Beware, spoilers ahead so come back after watching if that’s a bother. You have been warned!
I’ve always been suspicious of couples who have a schtick in constantly talking to each other in baby language or the like. Apologies if you’re one half of said couples but I can’t help my opinion and there it is. The reason these besotted lovebirds draw my suspicions is because I can never shake the feelings of contrivance such behaviour produces, it being the nonsensical equivalent of saying, “LOOK AT US. WE ARE SO INTIMATE AND IN LOVE WE DON’T EVEN HAVE TO SPEAK PROPERLY”. If you have to convince each other of your intimacy by speaking like an 18 month year old toddler then I doth my cap to your unshakable besottedness, because when you do it in public you don’t care who knows you’re an idiot.
Margot (Michelle Williams) and Lou (Seth Rogan) are one such couple, which was not the first alarm bell that Sarah Polley sounds in Take This Waltz. The opening scene sees Margot at a folk park where history is acted out asked to flog an actor who has ‘Adulterer’ written across him. OK, let’s not pretend the opening’s subtle, but everything else about this film is. I loved it.
Margot and Lou are married but Margot is discontent with her lot. On a flight she meets an extremely handsome man, Daniel (Luke Kirby), who serendipitously lives across the road from her. As the film progresses it charts Margot’s betrayal of Lou. The couple are childless and live together in a Toronto suburb. Lou endlessly cooks chicken for a recipe book that you get the distinct impression will never be written. Margot talks to him in the above mentioned baby language and wistfully searches for something more as she starts to spend an increasing amount of time with Daniel. Whilst she doesn’t physically cheat on Lou, the meetings are so cloak and dagger and the attraction between them so obvious, that the viewer is left in no doubt that she is betraying her marriage. Set against this are the relationships that orbit their marriage, such as her friendship with recovering alcoholic Geraldine (Sarah Silverman) and Lou’s family. Eventually Margot makes a decision between her marriage and the handsome stranger.

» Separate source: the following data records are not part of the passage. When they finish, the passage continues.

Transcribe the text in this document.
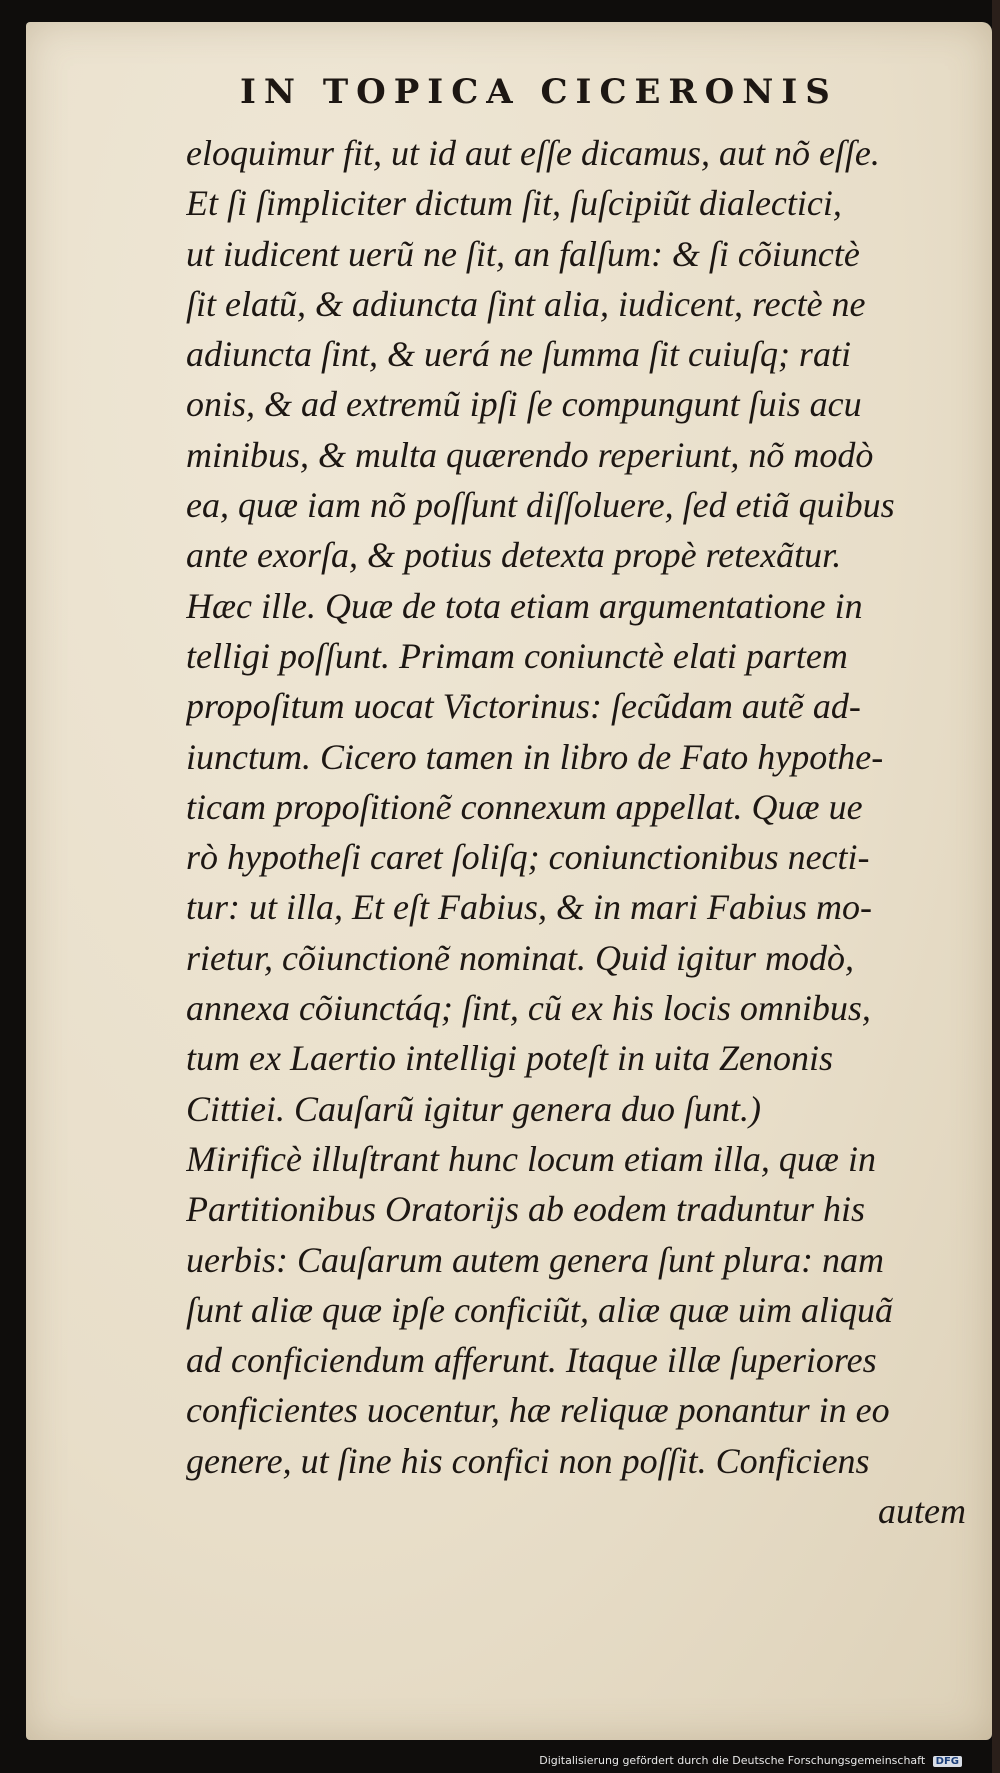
IN TOPICA CICERONIS
eloquimur fit, ut id aut eſſe dicamus, aut nõ eſſe.
Et ſi ſimpliciter dictum ſit, ſuſcipiũt dialectici,
ut iudicent uerũ ne ſit, an falſum: & ſi cõiunctè
ſit elatũ, & adiuncta ſint alia, iudicent, rectè ne
adiuncta ſint, & uerá ne ſumma ſit cuiuſq; rati
onis, & ad extremũ ipſi ſe compungunt ſuis acu
minibus, & multa quærendo reperiunt, nõ modò
ea, quæ iam nõ poſſunt diſſoluere, ſed etiã quibus
ante exorſa, & potius detexta propè retexãtur.
Hæc ille. Quæ de tota etiam argumentatione in
telligi poſſunt. Primam coniunctè elati partem
propoſitum uocat Victorinus: ſecũdam autẽ ad-
iunctum. Cicero tamen in libro de Fato hypothe-
ticam propoſitionẽ connexum appellat. Quæ ue
rò hypotheſi caret ſoliſq; coniunctionibus necti-
tur: ut illa, Et eſt Fabius, & in mari Fabius mo-
rietur, cõiunctionẽ nominat. Quid igitur modò,
annexa cõiunctáq; ſint, cũ ex his locis omnibus,
tum ex Laertio intelligi poteſt in uita Zenonis
Cittiei. Cauſarũ igitur genera duo ſunt.)
Mirificè illuſtrant hunc locum etiam illa, quæ in
Partitionibus Oratorijs ab eodem traduntur his
uerbis: Cauſarum autem genera ſunt plura: nam
ſunt aliæ quæ ipſe conficiũt, aliæ quæ uim aliquã
ad conficiendum afferunt. Itaque illæ ſuperiores
conficientes uocentur, hæ reliquæ ponantur in eo
genere, ut ſine his confici non poſſit. Conficiens
autem
Digitalisierung gefördert durch die Deutsche Forschungsgemeinschaft DFG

For me, two scenes stand out in particular in Take This Waltz, the first being Seth Rogan’s reaction to what I assume is Margot telling him she’s leaving. We never see what causes him to breakdown but the result is breathtaking acting by Rogan. I’m so used to his rubber face contorting itself in to various comical guises in mediocre Hollywood comedies that this delivery is both heartbreaking and relentless. Cinematographer Luc Montpellier shoots the scene so that we only see Margot’s final response to his tears and it’s cut in such a fashion that it almost seems like out takes of raw emotion. Montpellier should also be applauded for the film’s vivacious colours which immediately struck me for their Instagram-like beauty. My second favourite scene charts Margot and Daniel’s relationship in two minutes. It is so cleverly done, starting with a bed in the middle of the room as their shared possessions multiply around them denoting the passage of time and the item that is fundamental to their relationship. As time passes the bed becomes less integral, reflecting the change inherent in all relationships as they mature.
You may know Sarah Polley from her acting days. She’s been in lots of films but my favourite is Go where she plays an accidental drug dealer. Polley has directed a variety of shorts and for this her second feature, she once again took on the combined writer/director role as in the Oscar nominated Away From Her. However with Take This Waltz it seems that Polley has crafted a somewhat divisive story. There are many people who believe the film is written in such a way as to encourage you not to judge Margot for cheating on her husband. It’s true that the betrayal is portrayed so subtly and slowly that when the physical act takes place you’re not shocked by it. However, I did judge her. Not as an adulterer but as an individual who will forever be discontent no matter who she has a relationship with. Some people are built to always be looking for the next thrill and if it isn’t imminent they leave. This is what Margot does. Whether that makes her a bad person or not is for the watcher to decide. Sarah Silverman’s Geraldine (who is extremely well cast, plays it straight and is as good as most ‘proper’ actresses around) tells Margot something that she should really pay heed to:
“Life has a gap in it… It just does. You don’t go crazy trying to fill it.”
this movie was boring and unrealistic. The story was contrived by someone who loves to write for the sake of filling the page with words and sentences that go nowhere. The music sucked too. Surprisingly the actors did an incredible job with the exception of Silverman who I believe just pretty much played herself.